Figure 4. AAV2 Infection Requires Arf1 and Cdc42.

(A) AAV2-cherry transduction of HeLa and 293T cells expressing EGFP-tagged Arf1 dominant-negative (DN) and constitutively active (CA) mutants. Flow cytometry analysis was performed as described in Figure 1A. Insets represent the selected EGFP+/mCherry+ populations, and numbers indicate the percentage of mCherry+ cells among the EGFP+ population.

(B) AAV2-cherry transduction of HeLa and 293T cells expressing EGFP-tagged Cdc42 DN and CA mutants; analysis as described above.
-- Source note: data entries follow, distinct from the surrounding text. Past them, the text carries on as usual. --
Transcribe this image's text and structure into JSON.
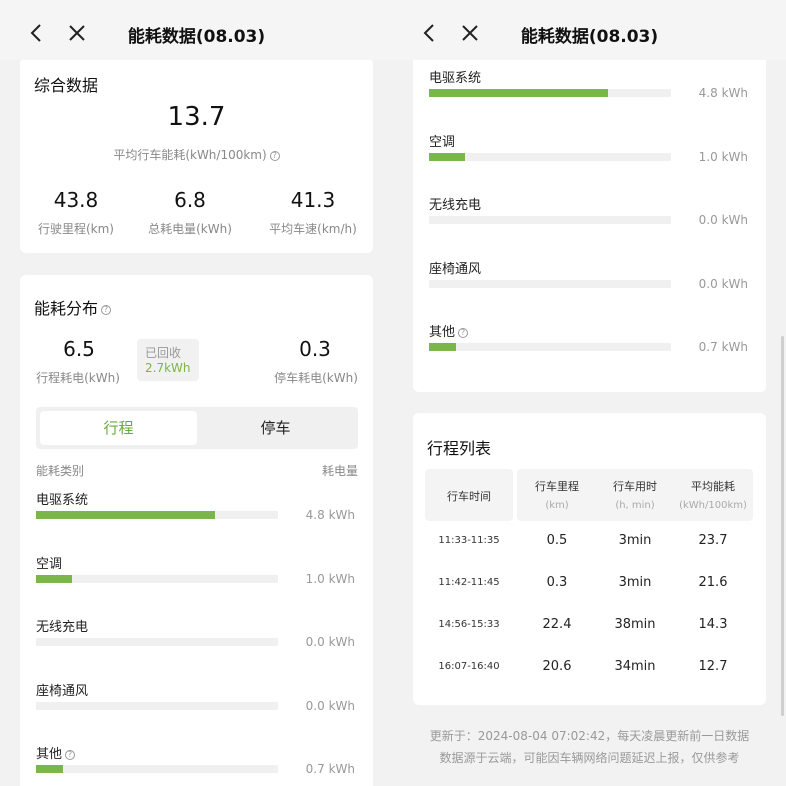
{
  "nav": {
    "title": "能耗数据(08.03)",
    "back_icon": "chevron-left-icon",
    "close_icon": "close-icon"
  },
  "summary": {
    "title": "综合数据",
    "avg_value": "13.7",
    "avg_label": "平均行车能耗(kWh/100km)",
    "stats": [
      {
        "value": "43.8",
        "label": "行驶里程(km)"
      },
      {
        "value": "6.8",
        "label": "总耗电量(kWh)"
      },
      {
        "value": "41.3",
        "label": "平均车速(km/h)"
      }
    ]
  },
  "distribution": {
    "title": "能耗分布",
    "driving": {
      "value": "6.5",
      "label": "行程耗电(kWh)"
    },
    "recovered": {
      "label": "已回收",
      "value": "2.7kWh"
    },
    "parking": {
      "value": "0.3",
      "label": "停车耗电(kWh)"
    },
    "tabs": [
      {
        "label": "行程",
        "active": true
      },
      {
        "label": "停车",
        "active": false
      }
    ],
    "col_category": "能耗类别",
    "col_consumption": "耗电量",
    "items": [
      {
        "name": "电驱系统",
        "value": "4.8 kWh",
        "ratio": 0.74,
        "has_help": false
      },
      {
        "name": "空调",
        "value": "1.0 kWh",
        "ratio": 0.15,
        "has_help": false
      },
      {
        "name": "无线充电",
        "value": "0.0 kWh",
        "ratio": 0.0,
        "has_help": false
      },
      {
        "name": "座椅通风",
        "value": "0.0 kWh",
        "ratio": 0.0,
        "has_help": false
      },
      {
        "name": "其他",
        "value": "0.7 kWh",
        "ratio": 0.11,
        "has_help": true
      }
    ]
  },
  "trips": {
    "title": "行程列表",
    "headers": [
      {
        "main": "行车时间",
        "sub": ""
      },
      {
        "main": "行车里程",
        "sub": "(km)"
      },
      {
        "main": "行车用时",
        "sub": "(h, min)"
      },
      {
        "main": "平均能耗",
        "sub": "(kWh/100km)"
      }
    ],
    "rows": [
      [
        "11:33-11:35",
        "0.5",
        "3min",
        "23.7"
      ],
      [
        "11:42-11:45",
        "0.3",
        "3min",
        "21.6"
      ],
      [
        "14:56-15:33",
        "22.4",
        "38min",
        "14.3"
      ],
      [
        "16:07-16:40",
        "20.6",
        "34min",
        "12.7"
      ]
    ]
  },
  "footer": {
    "line1": "更新于：2024-08-04 07:02:42，每天凌晨更新前一日数据",
    "line2": "数据源于云端，可能因车辆网络问题延迟上报，仅供参考"
  },
  "colors": {
    "accent": "#7ab648",
    "tab_active_text": "#6aaa3a"
  }
}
(C) AAV2-luc transduction of 293T cells expressing dominant-negative Arf1 or Cdc42. Values are normalized to GFP vector-transfected controls.

(D) AAV2 binding and endocytosis in 293T cells transfected with dominant-negative Arf1 or Cdc42. Transfection efficiency was approximately 80% (not shown).
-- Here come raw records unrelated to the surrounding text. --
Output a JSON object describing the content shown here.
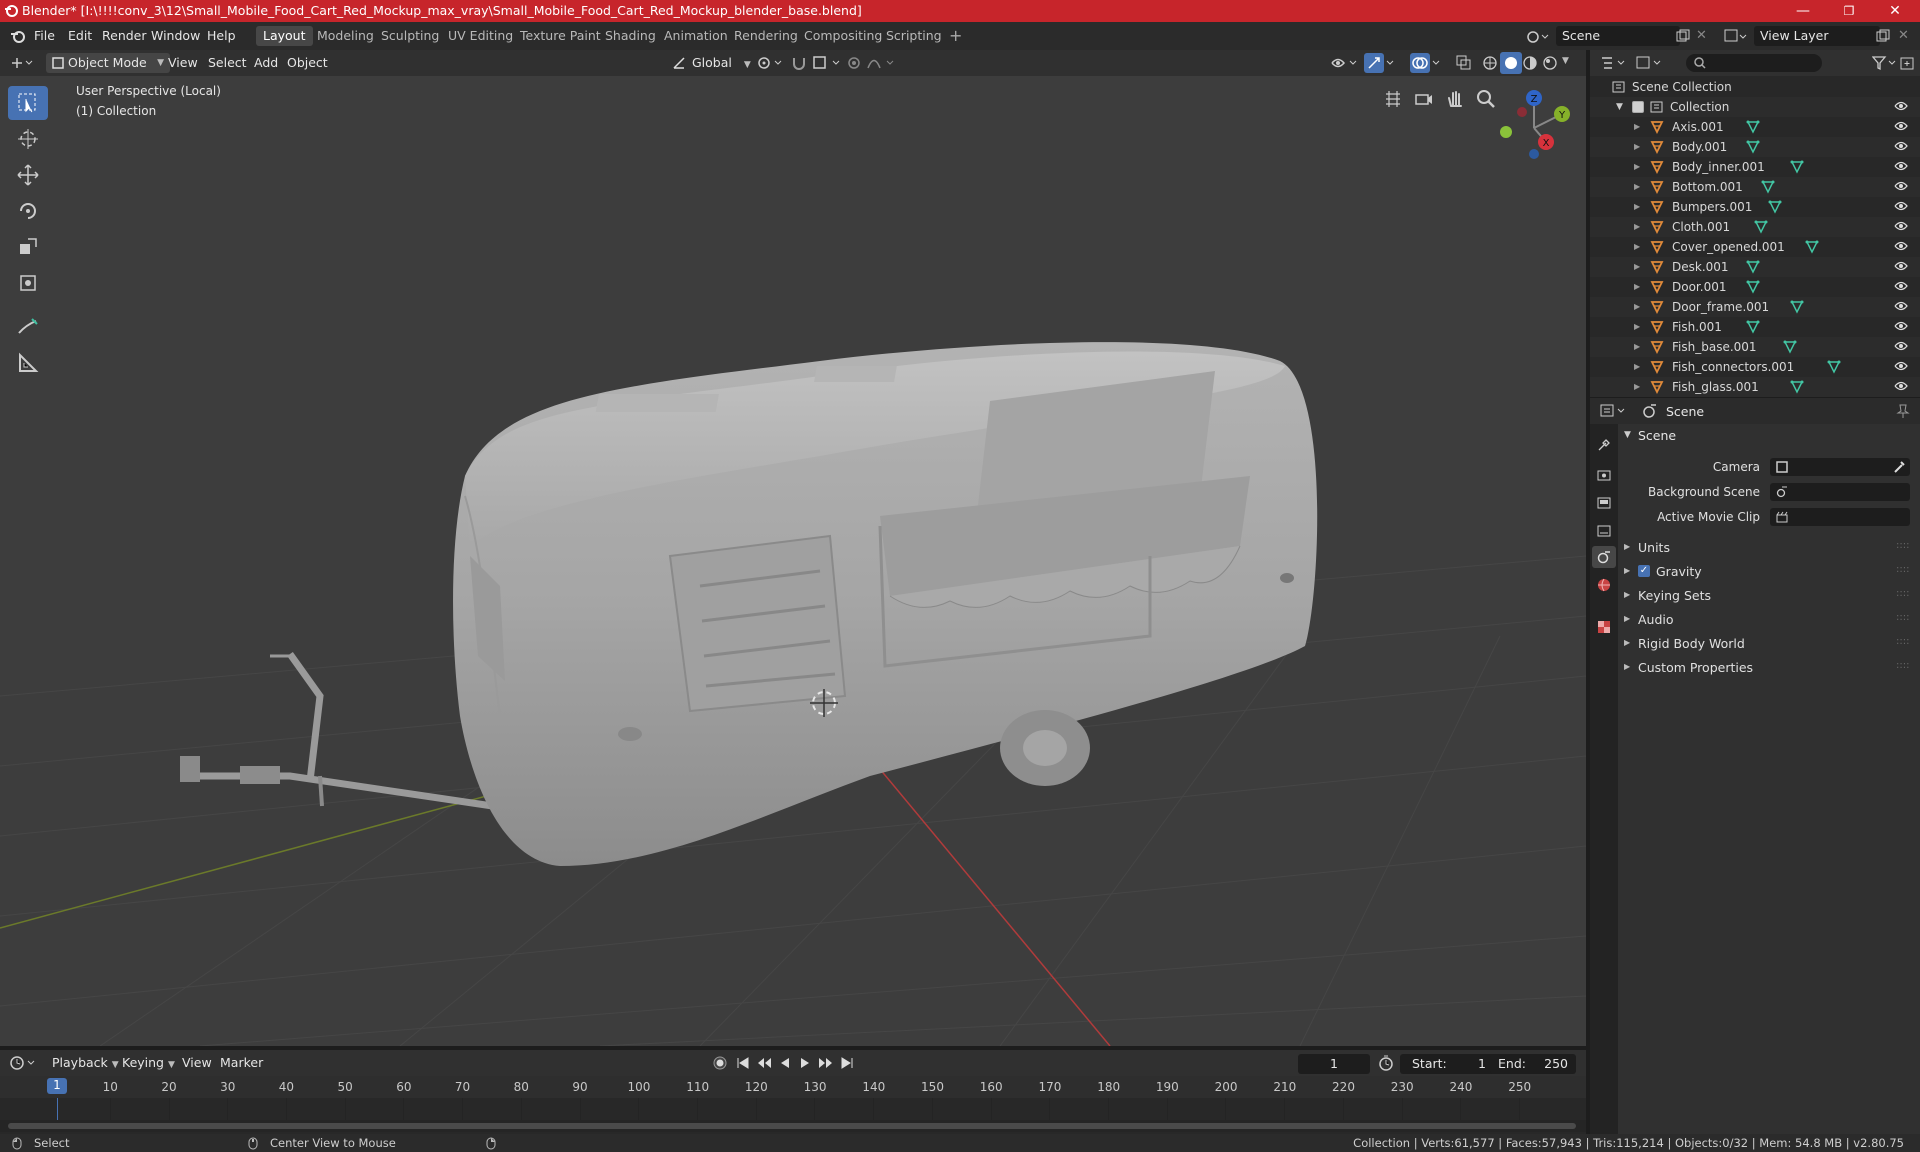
{
  "window": {
    "title": "Blender* [I:\\!!!!conv_3\\12\\Small_Mobile_Food_Cart_Red_Mockup_max_vray\\Small_Mobile_Food_Cart_Red_Mockup_blender_base.blend]",
    "minimize": "—",
    "maximize": "❐",
    "close": "✕"
  },
  "menu": [
    "File",
    "Edit",
    "Render",
    "Window",
    "Help"
  ],
  "workspaces": [
    "Layout",
    "Modeling",
    "Sculpting",
    "UV Editing",
    "Texture Paint",
    "Shading",
    "Animation",
    "Rendering",
    "Compositing",
    "Scripting"
  ],
  "active_workspace": "Layout",
  "scene_field": "Scene",
  "view_layer_field": "View Layer",
  "viewport_header": {
    "mode": "Object Mode",
    "menus": [
      "View",
      "Select",
      "Add",
      "Object"
    ],
    "orientation": "Global"
  },
  "viewport": {
    "perspective_label": "User Perspective (Local)",
    "collection_label": "(1) Collection",
    "gizmo_axes": {
      "x": "X",
      "y": "Y",
      "z": "Z"
    }
  },
  "outliner": {
    "root": "Scene Collection",
    "collection": "Collection",
    "items": [
      "Axis.001",
      "Body.001",
      "Body_inner.001",
      "Bottom.001",
      "Bumpers.001",
      "Cloth.001",
      "Cover_opened.001",
      "Desk.001",
      "Door.001",
      "Door_frame.001",
      "Fish.001",
      "Fish_base.001",
      "Fish_connectors.001",
      "Fish_glass.001"
    ]
  },
  "properties": {
    "header": "Scene",
    "section": "Scene",
    "fields": [
      {
        "label": "Camera"
      },
      {
        "label": "Background Scene"
      },
      {
        "label": "Active Movie Clip"
      }
    ],
    "subsections": [
      "Units",
      "Gravity",
      "Keying Sets",
      "Audio",
      "Rigid Body World",
      "Custom Properties"
    ],
    "gravity_checked": true
  },
  "timeline": {
    "menus": [
      "Playback",
      "Keying",
      "View",
      "Marker"
    ],
    "current_frame": "1",
    "start_label": "Start:",
    "start": "1",
    "end_label": "End:",
    "end": "250",
    "ticks": [
      "1",
      "10",
      "20",
      "30",
      "40",
      "50",
      "60",
      "70",
      "80",
      "90",
      "100",
      "110",
      "120",
      "130",
      "140",
      "150",
      "160",
      "170",
      "180",
      "190",
      "200",
      "210",
      "220",
      "230",
      "240",
      "250"
    ]
  },
  "statusbar": {
    "left": "Select",
    "middle": "Center View to Mouse",
    "right": "Collection | Verts:61,577 | Faces:57,943 | Tris:115,214 | Objects:0/32 | Mem: 54.8 MB | v2.80.75"
  },
  "colors": {
    "title_bar": "#c7252b",
    "accent": "#4772b3",
    "mesh_icon": "#e08a3a",
    "data_icon": "#43c6a4"
  }
}
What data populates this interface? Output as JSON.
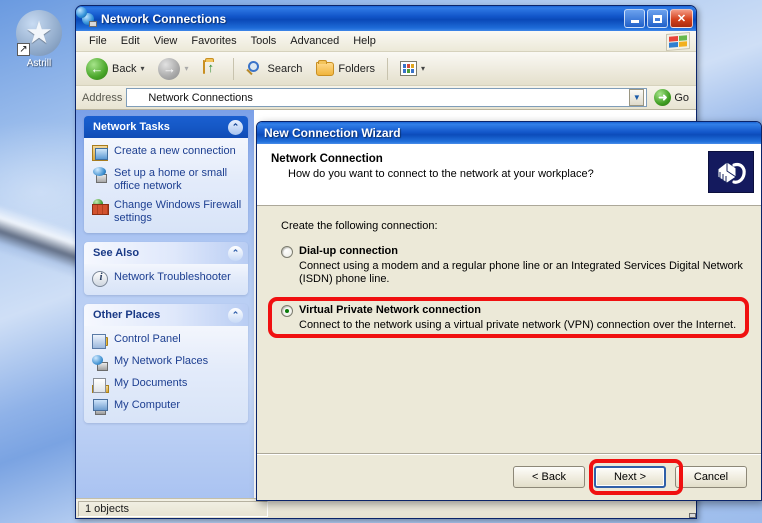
{
  "desktop": {
    "icon": {
      "label": "Astrill",
      "glyph": "★",
      "shortcut_glyph": "↗",
      "name": "astrill-shortcut"
    }
  },
  "explorer": {
    "title": "Network Connections",
    "menu": [
      "File",
      "Edit",
      "View",
      "Favorites",
      "Tools",
      "Advanced",
      "Help"
    ],
    "window_buttons": {
      "minimize": "_",
      "maximize": "□",
      "close": "✕"
    },
    "toolbar": {
      "back_label": "Back",
      "back_caret": "▾",
      "forward_caret": "▾",
      "search_label": "Search",
      "folders_label": "Folders",
      "views_caret": "▾"
    },
    "address": {
      "label": "Address",
      "value": "Network Connections",
      "dropdown_caret": "▼",
      "go_label": "Go",
      "go_glyph": "➜"
    },
    "statusbar": {
      "text": "1 objects"
    },
    "sidebar": {
      "panels": [
        {
          "title": "Network Tasks",
          "style": "dark",
          "collapse_glyph": "⌃",
          "items": [
            {
              "label": "Create a new connection",
              "icon": "new-connection-icon"
            },
            {
              "label": "Set up a home or small office network",
              "icon": "home-network-icon"
            },
            {
              "label": "Change Windows Firewall settings",
              "icon": "firewall-icon"
            }
          ]
        },
        {
          "title": "See Also",
          "style": "light",
          "collapse_glyph": "⌃",
          "items": [
            {
              "label": "Network Troubleshooter",
              "icon": "info-icon"
            }
          ]
        },
        {
          "title": "Other Places",
          "style": "light",
          "collapse_glyph": "⌃",
          "items": [
            {
              "label": "Control Panel",
              "icon": "control-panel-icon"
            },
            {
              "label": "My Network Places",
              "icon": "my-network-places-icon"
            },
            {
              "label": "My Documents",
              "icon": "my-documents-icon"
            },
            {
              "label": "My Computer",
              "icon": "my-computer-icon"
            }
          ]
        }
      ]
    }
  },
  "wizard": {
    "title": "New Connection Wizard",
    "heading": "Network Connection",
    "subheading": "How do you want to connect to the network at your workplace?",
    "header_icon": "network-plug-icon",
    "intro": "Create the following connection:",
    "options": [
      {
        "label": "Dial-up connection",
        "description": "Connect using a modem and a regular phone line or an Integrated Services Digital Network (ISDN) phone line.",
        "selected": false,
        "highlighted": false
      },
      {
        "label": "Virtual Private Network connection",
        "description": "Connect to the network using a virtual private network (VPN) connection over the Internet.",
        "selected": true,
        "highlighted": true
      }
    ],
    "buttons": {
      "back": "< Back",
      "next": "Next >",
      "cancel": "Cancel",
      "next_is_default": true,
      "next_highlighted": true
    }
  },
  "colors": {
    "annotation": "#f01010",
    "titlebar_blue": "#0c4cbb",
    "dialog_face": "#ece9d8",
    "sidebar_link": "#1d3f91"
  }
}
(E) Co-localization of Cdc42 with AAV2 or Ad5 in HeLa cells. Cells were transfected with EGFP-Cdc42WT, infected with AAV2-luc or Ad5-luc and stained for AAV2 or Ad5 capsids. Insets show higher magnification of boxed areas. Values indicate the percentage of virus (red) overlapping with Cdc42 (green). Bar, 20 μm.
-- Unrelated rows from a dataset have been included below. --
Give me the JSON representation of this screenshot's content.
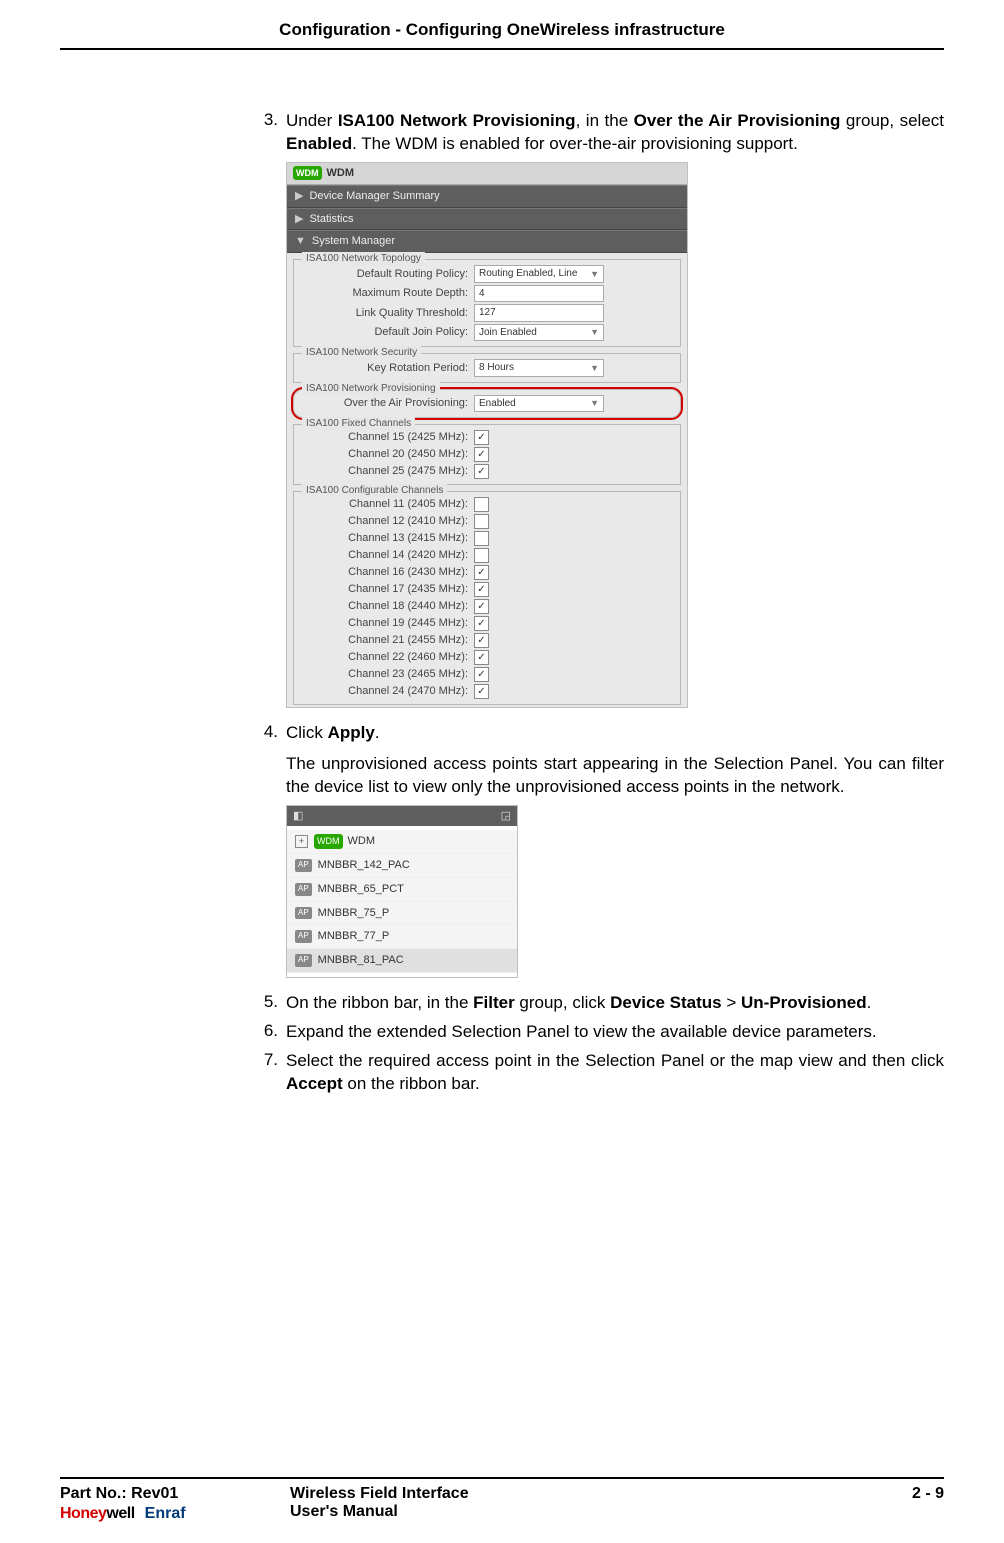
{
  "header": "Configuration - Configuring OneWireless infrastructure",
  "steps": {
    "s3": {
      "num": "3.",
      "pre": "Under ",
      "b1": "ISA100 Network Provisioning",
      "mid1": ", in the ",
      "b2": "Over the Air Provisioning",
      "mid2": " group, select ",
      "b3": "Enabled",
      "post": ". The WDM is enabled for over-the-air provisioning support."
    },
    "s4": {
      "num": "4.",
      "line1a": "Click ",
      "line1b": "Apply",
      "line1c": ".",
      "para": "The unprovisioned access points start appearing in the Selection Panel. You can filter the device list to view only the unprovisioned access points in the network."
    },
    "s5": {
      "num": "5.",
      "t1": "On the ribbon bar, in the ",
      "b1": "Filter",
      "t2": " group, click ",
      "b2": "Device Status",
      "t3": " > ",
      "b3": "Un-Provisioned",
      "t4": "."
    },
    "s6": {
      "num": "6.",
      "text": "Expand the extended Selection Panel to view the available device parameters."
    },
    "s7": {
      "num": "7.",
      "t1": "Select the required access point in the Selection Panel or the map view and then click ",
      "b1": "Accept",
      "t2": " on the ribbon bar."
    }
  },
  "shot1": {
    "title": "WDM",
    "nav": [
      "Device Manager Summary",
      "Statistics",
      "System Manager"
    ],
    "topology": {
      "legend": "ISA100 Network Topology",
      "rows": [
        {
          "label": "Default Routing Policy:",
          "value": "Routing Enabled, Line",
          "type": "dd"
        },
        {
          "label": "Maximum Route Depth:",
          "value": "4",
          "type": "txt"
        },
        {
          "label": "Link Quality Threshold:",
          "value": "127",
          "type": "txt"
        },
        {
          "label": "Default Join Policy:",
          "value": "Join Enabled",
          "type": "dd"
        }
      ]
    },
    "security": {
      "legend": "ISA100 Network Security",
      "rows": [
        {
          "label": "Key Rotation Period:",
          "value": "8 Hours",
          "type": "dd"
        }
      ]
    },
    "provisioning": {
      "legend": "ISA100 Network Provisioning",
      "rows": [
        {
          "label": "Over the Air Provisioning:",
          "value": "Enabled",
          "type": "dd"
        }
      ]
    },
    "fixed": {
      "legend": "ISA100 Fixed Channels",
      "rows": [
        {
          "label": "Channel 15 (2425 MHz):",
          "checked": true
        },
        {
          "label": "Channel 20 (2450 MHz):",
          "checked": true
        },
        {
          "label": "Channel 25 (2475 MHz):",
          "checked": true
        }
      ]
    },
    "config": {
      "legend": "ISA100 Configurable Channels",
      "rows": [
        {
          "label": "Channel 11 (2405 MHz):",
          "checked": false
        },
        {
          "label": "Channel 12 (2410 MHz):",
          "checked": false
        },
        {
          "label": "Channel 13 (2415 MHz):",
          "checked": false
        },
        {
          "label": "Channel 14 (2420 MHz):",
          "checked": false
        },
        {
          "label": "Channel 16 (2430 MHz):",
          "checked": true
        },
        {
          "label": "Channel 17 (2435 MHz):",
          "checked": true
        },
        {
          "label": "Channel 18 (2440 MHz):",
          "checked": true
        },
        {
          "label": "Channel 19 (2445 MHz):",
          "checked": true
        },
        {
          "label": "Channel 21 (2455 MHz):",
          "checked": true
        },
        {
          "label": "Channel 22 (2460 MHz):",
          "checked": true
        },
        {
          "label": "Channel 23 (2465 MHz):",
          "checked": true
        },
        {
          "label": "Channel 24 (2470 MHz):",
          "checked": true
        }
      ]
    }
  },
  "shot2": {
    "wdm": "WDM",
    "items": [
      "MNBBR_142_PAC",
      "MNBBR_65_PCT",
      "MNBBR_75_P",
      "MNBBR_77_P",
      "MNBBR_81_PAC"
    ]
  },
  "footer": {
    "part": "Part No.: Rev01",
    "title1": "Wireless Field Interface",
    "title2": "User's Manual",
    "page": "2 - 9",
    "brand1": "Honeywell",
    "brand2": "Enraf"
  }
}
(F) CtxB internalization (30 min) in HeLa cells treated with 100 μM EIPA, 80μM dynasore, or both. Surface-bound CtxB was removed by acid-stripping for intracellular fluorescence quantification.

(G) Confocal micrographs of HeLa cells treated as above. Acid wash was omitted to show surface accumulation of CtxB in cells treated with dynasore and EIPA. Bar, 10 μM.

(H) Synergistic effect of EIPA and dynasore on AAV2-luc transduction (left panel) and internalization (right panel). Values are normalized to DMSO controls.

Error bars indicate SD, *p < 0.05, **p < 0.005.